During my depression, some friends from St. Louis called. We’d known them from our first apartment building in San Francisco before they moved back home. Pam asked if they could come for a visit, re-new old times and re-visit San Francisco. I warned her I was depressed. She wanted answers, but I dodged her questions, and she concluded, “Marty, you need something for yourself. We’ve got just the thing. Invite some of your friends over and let us show everybody this exciting stuff.” I hadn’t entertained in years, and when I invited about six or eight of my closest friends, they thought I must have revived. They came expecting a good time.
Pam and Scott brought four suitcases. I thought that a lot, but then people travel in different ways. We spent the week like slap-happy tourists, even renting roller skates, dashing around the wharves. Then Friday night arrived, and out came the suitcases. Their ‘exciting stuff’ was a multi-level marketing plan! My friends were not impressed. No one signed up; no one bought. Pam whined, “We brought $150 worth of samples out here.” So I bought the samples and signed up. After all, depression has no sense of discernment.
After putting them back on the plane, I thought to myself, ‘Who on earth can I get to sign up for this?’ Aha! My Aunt Deborah. Leaving the kids with friends, I drove into the foothills to spend the night with her. I told her about the company right away, having learned what not to do from my St. Louis friends, and she said, “Oh, sure. I’ll sign up, but first I have a prayer meeting to go to tonight, and we can talk about all that when we get home.” Naturally, she expected me to go with her. Depression also has no strength to say no.
Normally, the foothills of northern California have no need of air conditioning, but members set the chairs in the parking lot because the church was insufferably hot. I’d never been to a prayer meeting before, so where it took place made no difference to me, I just wondered what happened there. I’d thrown prayers at heaven throughout my life, prayers like “Please God, let me have that job.” Or “Please don’t let that cop give me a ticket!” But I never, ever entertained the thought that I could wait for an answer.
Ten or twelve of us sat in a circle. I was the newcomer, so everyone said their name. The minute the names were said, I forgot them, and I don’t think I ever registered anything the Pastor said as I was too busy wondering how a Pastor could wear jeans. But a strange thing happened. When I closed my eyes, I realized I was willing.
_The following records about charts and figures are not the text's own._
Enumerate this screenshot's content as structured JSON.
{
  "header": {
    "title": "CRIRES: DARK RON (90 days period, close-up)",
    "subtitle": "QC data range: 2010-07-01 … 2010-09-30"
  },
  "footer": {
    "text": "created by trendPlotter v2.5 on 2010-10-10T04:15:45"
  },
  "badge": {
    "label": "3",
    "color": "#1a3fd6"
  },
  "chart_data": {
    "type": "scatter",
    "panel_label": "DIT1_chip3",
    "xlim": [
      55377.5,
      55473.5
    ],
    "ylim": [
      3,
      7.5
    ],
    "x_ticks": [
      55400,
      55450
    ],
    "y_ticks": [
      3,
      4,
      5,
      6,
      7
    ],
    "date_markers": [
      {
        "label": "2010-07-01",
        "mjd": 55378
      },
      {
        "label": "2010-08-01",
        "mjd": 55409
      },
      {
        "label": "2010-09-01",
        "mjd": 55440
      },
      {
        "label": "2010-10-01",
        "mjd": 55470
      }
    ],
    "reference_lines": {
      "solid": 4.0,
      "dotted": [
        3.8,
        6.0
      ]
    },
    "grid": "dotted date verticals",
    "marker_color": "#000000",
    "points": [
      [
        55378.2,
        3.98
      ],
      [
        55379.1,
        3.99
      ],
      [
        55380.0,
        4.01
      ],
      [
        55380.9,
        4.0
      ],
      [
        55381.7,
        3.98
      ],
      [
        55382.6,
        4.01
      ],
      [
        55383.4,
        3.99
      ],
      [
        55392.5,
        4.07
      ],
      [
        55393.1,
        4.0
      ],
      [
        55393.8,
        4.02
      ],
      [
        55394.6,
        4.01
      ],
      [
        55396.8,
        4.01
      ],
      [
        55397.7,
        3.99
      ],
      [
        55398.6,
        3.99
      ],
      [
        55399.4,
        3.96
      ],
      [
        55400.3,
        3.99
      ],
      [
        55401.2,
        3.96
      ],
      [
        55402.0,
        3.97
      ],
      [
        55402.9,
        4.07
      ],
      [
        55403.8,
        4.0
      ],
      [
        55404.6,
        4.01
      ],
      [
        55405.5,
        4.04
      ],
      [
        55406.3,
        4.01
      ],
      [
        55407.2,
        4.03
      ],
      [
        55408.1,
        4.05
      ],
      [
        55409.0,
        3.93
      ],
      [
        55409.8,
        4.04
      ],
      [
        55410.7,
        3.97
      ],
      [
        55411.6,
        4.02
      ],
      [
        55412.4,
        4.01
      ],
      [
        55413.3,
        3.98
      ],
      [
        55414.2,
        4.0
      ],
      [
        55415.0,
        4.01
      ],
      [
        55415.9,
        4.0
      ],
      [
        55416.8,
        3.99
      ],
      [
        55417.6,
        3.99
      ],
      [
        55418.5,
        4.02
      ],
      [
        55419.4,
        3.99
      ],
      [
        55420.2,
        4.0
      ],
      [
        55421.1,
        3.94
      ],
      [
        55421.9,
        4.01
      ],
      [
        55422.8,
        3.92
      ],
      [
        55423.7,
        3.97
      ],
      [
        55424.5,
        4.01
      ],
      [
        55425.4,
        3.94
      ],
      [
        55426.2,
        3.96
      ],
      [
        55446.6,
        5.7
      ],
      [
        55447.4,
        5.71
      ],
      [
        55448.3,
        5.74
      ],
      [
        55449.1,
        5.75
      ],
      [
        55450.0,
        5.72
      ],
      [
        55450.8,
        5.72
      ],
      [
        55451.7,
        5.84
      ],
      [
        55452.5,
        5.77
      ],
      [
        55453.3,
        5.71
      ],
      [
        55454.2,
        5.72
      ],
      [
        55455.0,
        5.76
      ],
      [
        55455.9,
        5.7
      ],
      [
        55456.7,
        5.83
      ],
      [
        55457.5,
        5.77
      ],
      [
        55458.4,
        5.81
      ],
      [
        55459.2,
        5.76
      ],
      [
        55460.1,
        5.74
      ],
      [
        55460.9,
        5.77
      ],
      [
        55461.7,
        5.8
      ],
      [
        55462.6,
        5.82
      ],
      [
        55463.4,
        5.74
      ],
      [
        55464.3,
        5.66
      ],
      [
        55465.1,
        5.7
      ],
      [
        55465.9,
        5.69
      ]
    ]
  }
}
I was too depressed to form a question, but I was willing to hear from God.
With my eyes closed, in the center of the circle I saw a bright, white light, larger than the size of a man, emitting such heat I thought my skin would burn, and such wind that it felt like my hair had been plastered to my head. My logical mind said that the sun was setting and that a wind had come up. I opened one eye and saw that the sun had already set, and there wasn’t even a breeze in the trees, so I closed my eye again. Still in front of me, I continued to watch the light. Out stepped the classic form of Jesus who spread His arms and said, “Come to Me.”
I was about to get out of my chair to go to Him when the Pastor said, “Amen.” Socially obligated to open my eyes, the apparition disappeared. Distressed when the others stood up ready to leave I asked myself, “Two minutes? They only pray for two minutes?” But then I looked at my watch and realized I had been entranced by Jesus for over two hours!
His eyes mesmerized me. The color could not be described because light streamed from them like being jettisoned from millions of facets of a diamond. Perhaps that’s why they are sometimes said to be blue, like the impression of blue that a pure diamond can give. All I know is those eyes had a depth that made me feel I could swim into them and discover a whole new world. There was wisdom I had never encountered on this earth and an understanding that turned the knowledge of this world upside down. There was no doubt in my mind. I wanted to go to Him. I wanted to be embraced by those arms and submerge myself into His world and see my world through His eyes.
Even so, as I walked away from that circle and we drove away from the church, the vast insight I had faded away, leaving me only with the intense desire to get it back. How could I find it again? But I soon learned, it wasn’t up to me to find it. It was up to me to receive it, because something did go home with me that night, something that did not leave me alone, something that spoke kindly to me, words of love, words of encouragement. I greedily received everything it had to say—whatever ‘it’ was.